A breath test instead of a blood test. That’s how much easier it is to use the test for industrial catalysts developed by chemists at Utrecht University. The test uses fluorescent molecules to literally show whether catalyst 1, 2, or 3 works better than the others. This makes it much easier to work on improving the catalysts, which allows production processes in the chemical industry to become increasingly more sustainable. The researchers, under the leadership of Prof. Bert Weckhuysen, will publish their results in Nature Chemistry of 5 November.
In their research, the chemists from Utrecht studied the sustainable production of methanol, one of the building blocks for products such as plastics. Sustainable methanol can be synthesised from CO2 and hydrogen gas produced using wind- or solar energy or household waste. The catalyst is needed to ensure that the reaction produces as much methanol and as few by-products as possible, at the ideal temperature. The catalyst’s composition and porousness are important aspects of the process, but so is its shape.
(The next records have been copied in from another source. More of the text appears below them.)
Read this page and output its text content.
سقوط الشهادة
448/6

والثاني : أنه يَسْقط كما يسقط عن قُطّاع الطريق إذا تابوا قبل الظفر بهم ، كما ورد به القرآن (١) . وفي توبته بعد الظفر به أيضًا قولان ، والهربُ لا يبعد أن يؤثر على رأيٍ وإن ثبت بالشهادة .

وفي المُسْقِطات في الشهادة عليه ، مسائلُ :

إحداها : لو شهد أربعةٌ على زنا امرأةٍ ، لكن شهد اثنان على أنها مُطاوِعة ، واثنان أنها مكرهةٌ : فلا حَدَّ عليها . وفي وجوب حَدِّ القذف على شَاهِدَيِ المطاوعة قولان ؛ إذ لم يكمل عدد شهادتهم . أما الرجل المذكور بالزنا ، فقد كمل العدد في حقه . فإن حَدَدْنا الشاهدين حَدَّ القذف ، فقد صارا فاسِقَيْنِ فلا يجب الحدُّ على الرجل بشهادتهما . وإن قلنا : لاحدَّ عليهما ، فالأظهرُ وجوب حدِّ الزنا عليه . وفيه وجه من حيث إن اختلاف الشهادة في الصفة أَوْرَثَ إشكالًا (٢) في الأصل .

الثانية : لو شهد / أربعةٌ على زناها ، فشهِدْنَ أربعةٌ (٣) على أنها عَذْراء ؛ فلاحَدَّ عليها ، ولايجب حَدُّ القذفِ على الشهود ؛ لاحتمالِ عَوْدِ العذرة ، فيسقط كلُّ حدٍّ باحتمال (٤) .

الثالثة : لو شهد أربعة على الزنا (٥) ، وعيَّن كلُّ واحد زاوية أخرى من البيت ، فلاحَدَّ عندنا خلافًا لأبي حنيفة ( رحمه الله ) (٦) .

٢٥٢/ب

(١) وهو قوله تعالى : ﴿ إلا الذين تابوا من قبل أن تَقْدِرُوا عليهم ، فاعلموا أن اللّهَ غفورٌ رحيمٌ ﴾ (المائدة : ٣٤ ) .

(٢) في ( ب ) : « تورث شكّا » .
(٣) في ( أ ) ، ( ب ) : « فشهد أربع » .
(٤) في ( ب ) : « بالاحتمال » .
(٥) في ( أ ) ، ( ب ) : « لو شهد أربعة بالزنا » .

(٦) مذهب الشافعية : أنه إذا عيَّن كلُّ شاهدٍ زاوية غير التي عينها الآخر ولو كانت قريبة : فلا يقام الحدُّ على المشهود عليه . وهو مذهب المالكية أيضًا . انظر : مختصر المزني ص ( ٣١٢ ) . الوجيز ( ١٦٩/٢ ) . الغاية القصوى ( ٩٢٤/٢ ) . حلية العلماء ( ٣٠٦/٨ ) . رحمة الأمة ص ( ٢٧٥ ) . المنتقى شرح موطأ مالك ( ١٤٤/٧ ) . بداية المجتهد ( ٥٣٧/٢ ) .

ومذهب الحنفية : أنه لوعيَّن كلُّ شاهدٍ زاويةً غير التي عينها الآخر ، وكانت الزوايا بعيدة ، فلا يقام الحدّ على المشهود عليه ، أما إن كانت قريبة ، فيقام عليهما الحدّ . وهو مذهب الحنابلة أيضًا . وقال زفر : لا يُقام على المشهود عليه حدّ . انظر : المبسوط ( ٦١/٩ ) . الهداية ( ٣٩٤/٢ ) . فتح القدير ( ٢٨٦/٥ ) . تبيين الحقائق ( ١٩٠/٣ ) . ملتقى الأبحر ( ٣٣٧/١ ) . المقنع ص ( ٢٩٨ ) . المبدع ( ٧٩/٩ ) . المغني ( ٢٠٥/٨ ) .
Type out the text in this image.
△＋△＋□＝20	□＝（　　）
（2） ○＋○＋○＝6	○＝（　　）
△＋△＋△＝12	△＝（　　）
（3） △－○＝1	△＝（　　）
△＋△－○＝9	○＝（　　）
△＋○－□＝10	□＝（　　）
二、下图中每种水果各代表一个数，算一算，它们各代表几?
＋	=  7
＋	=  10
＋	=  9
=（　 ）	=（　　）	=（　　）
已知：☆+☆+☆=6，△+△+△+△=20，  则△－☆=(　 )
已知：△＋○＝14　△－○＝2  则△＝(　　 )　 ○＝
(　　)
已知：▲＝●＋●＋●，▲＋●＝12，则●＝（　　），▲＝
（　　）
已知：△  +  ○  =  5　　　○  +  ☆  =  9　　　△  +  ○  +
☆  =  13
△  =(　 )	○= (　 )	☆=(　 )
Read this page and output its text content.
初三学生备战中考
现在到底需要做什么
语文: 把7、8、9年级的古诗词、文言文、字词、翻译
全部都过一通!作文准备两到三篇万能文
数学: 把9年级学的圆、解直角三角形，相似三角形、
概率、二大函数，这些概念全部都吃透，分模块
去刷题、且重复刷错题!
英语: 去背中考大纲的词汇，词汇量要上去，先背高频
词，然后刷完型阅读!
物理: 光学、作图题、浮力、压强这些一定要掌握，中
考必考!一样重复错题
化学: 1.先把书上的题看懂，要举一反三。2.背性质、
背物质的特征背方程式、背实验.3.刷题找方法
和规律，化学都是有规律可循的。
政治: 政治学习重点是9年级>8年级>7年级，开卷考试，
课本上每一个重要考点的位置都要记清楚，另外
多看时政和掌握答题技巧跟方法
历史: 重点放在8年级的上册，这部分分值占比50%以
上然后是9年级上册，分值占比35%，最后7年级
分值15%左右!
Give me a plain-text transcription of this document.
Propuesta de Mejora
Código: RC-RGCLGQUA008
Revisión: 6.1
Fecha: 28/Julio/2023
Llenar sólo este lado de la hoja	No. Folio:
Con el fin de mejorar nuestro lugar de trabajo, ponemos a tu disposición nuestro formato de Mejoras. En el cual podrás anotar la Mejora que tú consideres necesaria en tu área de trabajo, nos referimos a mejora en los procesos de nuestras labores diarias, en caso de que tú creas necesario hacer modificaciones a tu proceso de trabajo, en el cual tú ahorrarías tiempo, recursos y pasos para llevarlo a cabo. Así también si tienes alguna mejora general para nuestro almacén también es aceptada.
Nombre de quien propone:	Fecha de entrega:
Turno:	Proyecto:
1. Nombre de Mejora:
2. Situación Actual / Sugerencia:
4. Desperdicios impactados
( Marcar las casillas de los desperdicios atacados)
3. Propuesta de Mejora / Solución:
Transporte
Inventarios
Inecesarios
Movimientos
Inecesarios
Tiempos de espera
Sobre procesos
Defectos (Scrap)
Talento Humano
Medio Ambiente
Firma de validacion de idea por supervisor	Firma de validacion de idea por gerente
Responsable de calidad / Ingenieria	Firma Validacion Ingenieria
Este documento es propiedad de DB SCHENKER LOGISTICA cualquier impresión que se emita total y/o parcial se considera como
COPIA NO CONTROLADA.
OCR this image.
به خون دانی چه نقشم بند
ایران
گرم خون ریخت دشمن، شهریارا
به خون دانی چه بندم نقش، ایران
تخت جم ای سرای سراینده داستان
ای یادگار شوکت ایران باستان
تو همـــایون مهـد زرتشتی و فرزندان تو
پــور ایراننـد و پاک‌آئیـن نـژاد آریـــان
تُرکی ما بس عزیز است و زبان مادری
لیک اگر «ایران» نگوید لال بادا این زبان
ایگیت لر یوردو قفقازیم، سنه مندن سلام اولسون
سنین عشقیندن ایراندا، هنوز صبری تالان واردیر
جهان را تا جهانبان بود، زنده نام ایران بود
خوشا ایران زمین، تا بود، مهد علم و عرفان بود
“Scientists study catalysts in their powder form, but chemical plants use catalysts in their shaped form, so we wanted to find a method that we could use to study such catalyst bodies in detail”, explains Bert Weckhuysen, Professor of Catalysis, Energy, and Sustainability at Utrecht University. To that end, the researchers brought a piece of equipment akin to a ‘pasta machine’ into the lab, to produce catalysts in a variety of shapes and sizes.